Romance is the political currency of the independence camp. Seldom do they deviate into reason. They fully anticipate, for example, that following secession they will retain the Canadian dollar, complete with its portrait of the Queen. They imagine they will keep their Canadian passports and their capacity to trade with, and work in, the rest of the Canada. Somehow, as the more withering critics of secession have observed, they imagine that they will acquire independence but still remain part of Canada, that they will have their cake and eat it too.

Canadians who live outside Quebec, having no say over a decision which will critically affect their lives, are frothing with indignation at the prospect of their country being torn apart by a collection of romantic madmen. Such a man, it would seem, is Pierre Martin, a political scientist at the University of Montreal. A zealous separatist, Mr Martin was unable during a two-hour conversation to come up with one coherent practical argument in favour of separation.

A fact he could not dispute was that the French language had been gaining ground in C anada in recent years. Since the Sixties Canada has been an officially bilingual country. French and English are spoke at the national parliament in Ottawa and in Vancouver the labels on cereal boxes must be written partly in French. In Quebec itself, by special dispensation from Ottawa, French is the only official language. By law, all street signs must be in French. Hence in Montreal you see "Rue McTavish" and "Rue Dorchester" alongside "Rue de la Montagne". Five years ago 11,000 road signs bearing the injunction "Stop" were removed and replaced with ones that read "Arret". And besides, for 25 of the last 27 years, the prime ministers of Canada have come from Quebec.

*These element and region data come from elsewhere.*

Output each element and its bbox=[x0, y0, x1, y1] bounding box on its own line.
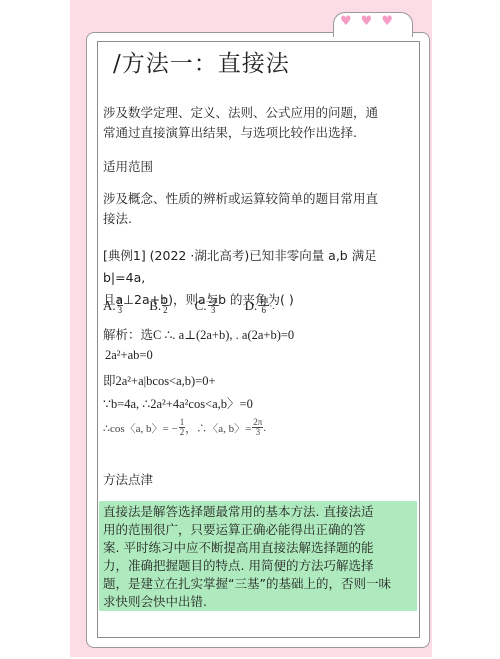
fraction: π2 bbox=[162, 296, 169, 315]
option-c: C. 2π3 bbox=[195, 296, 219, 315]
denominator: 3 bbox=[118, 306, 123, 315]
denominator: 3 bbox=[211, 306, 216, 315]
option-label: C. bbox=[195, 298, 207, 314]
intro-paragraph: 涉及数学定理、定义、法则、公式应用的问题，通 常通过直接演算出结果，与选项比较作… bbox=[103, 103, 403, 143]
option-label: A. bbox=[103, 298, 116, 314]
option-a: A. π3 bbox=[103, 296, 123, 315]
fraction: 5π6 bbox=[258, 296, 269, 315]
tips-heading: 方法点津 bbox=[103, 470, 153, 488]
solution-line-2: 2a²+ab=0 bbox=[105, 348, 153, 363]
option-label: B. bbox=[149, 298, 161, 314]
tips-line: 用的范围很广，只要运算正确必能得出正确的答 bbox=[103, 521, 415, 539]
denominator: 6 bbox=[262, 306, 267, 315]
denominator: 2 bbox=[180, 428, 185, 437]
tips-line: 力，准确把握题目的特点. 用简便的方法巧解选择 bbox=[103, 557, 415, 575]
intro-line: 涉及数学定理、定义、法则、公式应用的问题，通 bbox=[103, 103, 403, 123]
answer-options: A. π3 B. π2 C. 2π3 D. 5π6 ·. bbox=[103, 296, 403, 315]
scope-paragraph: 涉及概念、性质的辨析或运算较简单的题目常用直 接法. bbox=[103, 189, 403, 229]
fraction: 2π3 bbox=[252, 418, 263, 437]
solution-text: ，∴〈a, b〉= bbox=[185, 420, 251, 436]
hearts-decoration: ♥ ♥ ♥ bbox=[340, 14, 393, 30]
heart-icon: ♥ bbox=[340, 14, 352, 30]
option-b: B. π2 bbox=[149, 296, 168, 315]
tips-paragraph: 直接法是解答选择题最常用的基本方法. 直接法适 用的范围很广，只要运算正确必能得… bbox=[103, 503, 415, 611]
tips-line: 题，是建立在扎实掌握“三基”的基础上的，否则一味 bbox=[103, 575, 415, 593]
option-label: D. bbox=[245, 298, 258, 314]
solution-text: ∴cos〈a, b〉= − bbox=[103, 420, 178, 436]
solution-line-5: ∴cos〈a, b〉= − 12 ，∴〈a, b〉= 2π3 . bbox=[103, 418, 266, 437]
page-title: /方法一：直接法 bbox=[113, 45, 290, 78]
scope-line: 涉及概念、性质的辨析或运算较简单的题目常用直 bbox=[103, 189, 403, 209]
heart-icon: ♥ bbox=[361, 14, 373, 30]
solution-line-4: ∵b=4a, ∴2a²+4a²cos<a,b〉=0 bbox=[103, 394, 253, 412]
solution-text: . bbox=[263, 422, 266, 434]
tips-line: 案. 平时练习中应不断提高用直接法解选择题的能 bbox=[103, 539, 415, 557]
option-suffix: ·. bbox=[269, 301, 274, 311]
tips-line: 直接法是解答选择题最常用的基本方法. 直接法适 bbox=[103, 503, 415, 521]
example-line: [典例1] (2022 ·湖北高考)已知非零向量 a,b 满足b|=4a, bbox=[103, 245, 403, 289]
scope-line: 接法. bbox=[103, 209, 403, 229]
fraction: 2π3 bbox=[208, 296, 219, 315]
denominator: 3 bbox=[256, 428, 261, 437]
denominator: 2 bbox=[163, 306, 168, 315]
tips-line: 求快则会快中出错. bbox=[103, 593, 415, 611]
solution-line-1: 解析：选C ∴. a⊥(2a+b), . a(2a+b)=0 bbox=[103, 325, 294, 343]
scope-heading: 适用范围 bbox=[103, 157, 153, 175]
option-d: D. 5π6 ·. bbox=[245, 296, 275, 315]
heart-icon: ♥ bbox=[381, 14, 393, 30]
intro-line: 常通过直接演算出结果，与选项比较作出选择. bbox=[103, 123, 403, 143]
solution-line-3: 即2a²+a|bcos<a,b)=0+ bbox=[103, 371, 216, 389]
fraction: π3 bbox=[117, 296, 124, 315]
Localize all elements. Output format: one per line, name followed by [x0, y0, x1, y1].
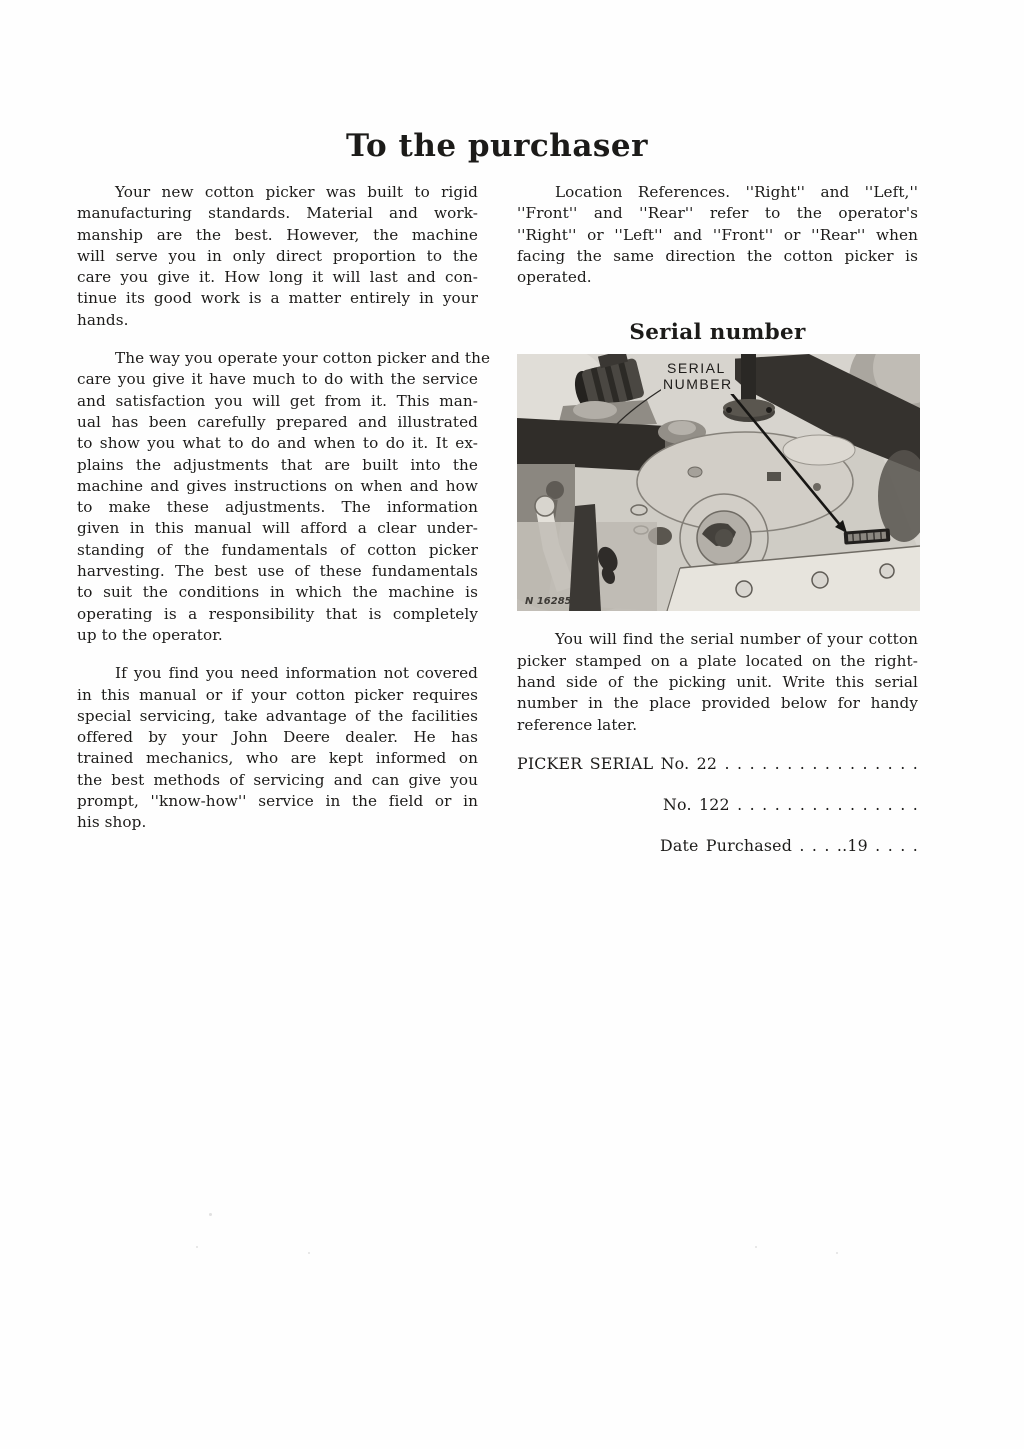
text-line: care you give it have much to do with th… [77, 369, 478, 390]
serial-number-photo: SERIAL NUMBER N 16285 [517, 354, 920, 611]
serial-number-label-line1: SERIAL [667, 360, 726, 376]
text-line: ''Right'' or ''Left'' and ''Front'' or '… [517, 225, 918, 246]
paragraph-intro: Your new cotton picker was built to rigi… [77, 182, 478, 331]
text-line: operated. [517, 267, 918, 288]
text-line: Your new cotton picker was built to rigi… [77, 182, 478, 203]
section-heading-serial-number: Serial number [517, 320, 918, 345]
text-line: You will find the serial number of your … [517, 629, 918, 650]
text-line: tinue its good work is a matter entirely… [77, 288, 478, 309]
text-line: his shop. [77, 812, 478, 833]
text-line: hands. [77, 310, 478, 331]
paragraph-operation: The way you operate your cotton picker a… [77, 348, 478, 646]
flange-bolt [766, 407, 772, 413]
flange-bolt [726, 407, 732, 413]
scan-speck [308, 1252, 310, 1254]
text-line: given in this manual will afford a clear… [77, 518, 478, 539]
photo-id-code: N 16285 [525, 596, 572, 607]
text-line: to show you what to do and when to do it… [77, 433, 478, 454]
text-line: special servicing, take advantage of the… [77, 706, 478, 727]
text-line: and satisfaction you will get from it. T… [77, 391, 478, 412]
page-title: To the purchaser [77, 128, 917, 164]
left-column: Your new cotton picker was built to rigi… [77, 182, 478, 834]
text-line: Location References. ''Right'' and ''Lef… [517, 182, 918, 203]
text-line: plains the adjustments that are built in… [77, 455, 478, 476]
text-line: to suit the conditions in which the mach… [77, 582, 478, 603]
picker-serial-fill-in-line: PICKER SERIAL No. 22 . . . . . . . . . .… [517, 753, 918, 774]
text-line: offered by your John Deere dealer. He ha… [77, 727, 478, 748]
text-line: trained mechanics, who are kept informed… [77, 748, 478, 769]
text-line: reference later. [517, 715, 918, 736]
text-line: hand side of the picking unit. Write thi… [517, 672, 918, 693]
text-line: the best methods of servicing and can gi… [77, 770, 478, 791]
right-column: Location References. ''Right'' and ''Lef… [517, 182, 918, 856]
deck-hole [880, 564, 894, 578]
machine-photo-illustration: SERIAL NUMBER N 16285 [517, 354, 920, 611]
scan-speck [209, 1213, 212, 1216]
drum-dome [783, 435, 855, 465]
text-line: manship are the best. However, the machi… [77, 225, 478, 246]
scan-speck [836, 1252, 838, 1254]
text-line: If you find you need information not cov… [77, 663, 478, 684]
drum-latch [767, 472, 781, 481]
text-line: prompt, ''know-how'' service in the fiel… [77, 791, 478, 812]
text-line: to make these adjustments. The informati… [77, 497, 478, 518]
text-line: up to the operator. [77, 625, 478, 646]
mount-cap [573, 401, 617, 419]
paragraph-dealer: If you find you need information not cov… [77, 663, 478, 833]
paragraph-location-references: Location References. ''Right'' and ''Lef… [517, 182, 918, 288]
text-line: standing of the fundamentals of cotton p… [77, 540, 478, 561]
text-line: operating is a responsibility that is co… [77, 604, 478, 625]
text-line: ual has been carefully prepared and illu… [77, 412, 478, 433]
access-cover-hub [715, 529, 733, 547]
text-line: harvesting. The best use of these fundam… [77, 561, 478, 582]
text-line: number in the place provided below for h… [517, 693, 918, 714]
scan-speck [755, 1246, 757, 1248]
paragraph-serial-info: You will find the serial number of your … [517, 629, 918, 735]
manual-page: To the purchaser Your new cotton picker … [0, 0, 1024, 1449]
text-line: care you give it. How long it will last … [77, 267, 478, 288]
text-line: The way you operate your cotton picker a… [77, 348, 478, 369]
serial-no-fill-in-line: No. 122 . . . . . . . . . . . . . . . [663, 794, 918, 815]
deck-hole [812, 572, 828, 588]
text-line: will serve you in only direct proportion… [77, 246, 478, 267]
text-line: in this manual or if your cotton picker … [77, 685, 478, 706]
serial-number-form: PICKER SERIAL No. 22 . . . . . . . . . .… [517, 753, 918, 856]
scan-speck [196, 1246, 198, 1248]
text-line: facing the same direction the cotton pic… [517, 246, 918, 267]
text-line: manufacturing standards. Material and wo… [77, 203, 478, 224]
turret-cap [668, 421, 696, 435]
drum-bolt [813, 483, 821, 491]
deck-hole [736, 581, 752, 597]
lever-pivot [535, 496, 555, 516]
serial-number-label-line2: NUMBER [663, 376, 733, 392]
text-line: picker stamped on a plate located on the… [517, 651, 918, 672]
text-line: machine and gives instructions on when a… [77, 476, 478, 497]
text-line: ''Front'' and ''Rear'' refer to the oper… [517, 203, 918, 224]
deck-hole-small [688, 467, 702, 477]
date-purchased-fill-in-line: Date Purchased . . . ..19 . . . . [660, 835, 918, 856]
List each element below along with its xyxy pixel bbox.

Those with most reason to complain are not the Quebecois minority but the English-speaking majority. Yet, as Mr Martin explained, "le coeur a ses raisons". "I remember when I was a little boy," he said, his voice redolent of the longing and sadness of the Quebec provincial motto, je me souviens. "I remember my mother was driving me around Quebec City. She told me all the houses there had been built after 1760. 'Why are there no older houses?' I asked. 'Because the English burnt them all down,' she said."

The historical event seared into the collective memory of the Quebecois is the Battle of the Plains of Abraham of 1759, when General James Wolfe defeated the French army, under the leadership of the Marquis de Montcalm, paving the way for Britain's accession of the whole of Nouvelle France in 1763.

What drives the separatists, as Nelson Wiseman of the University of Toronto explained, is the notion that they will finally undo at the ballot box what was done on the field of battle. Dr Wiseman, in common with most of the inhabitants of the rest of Canada (ROC, as they call it in Quebec) cannot quite believe that the "Oui" vote will prevail. There have been such alarms before, notably in the referendum of 1980, when Quebecers voted by 60 to 40 to remain in the union. But the latest poll result on Friday, which predicts a 51-49 result in favour of secession, is beginning to shake ROC complacency, raising the alarming suspicion that this time, when the Quebecois cry Wolfe, they might mean it.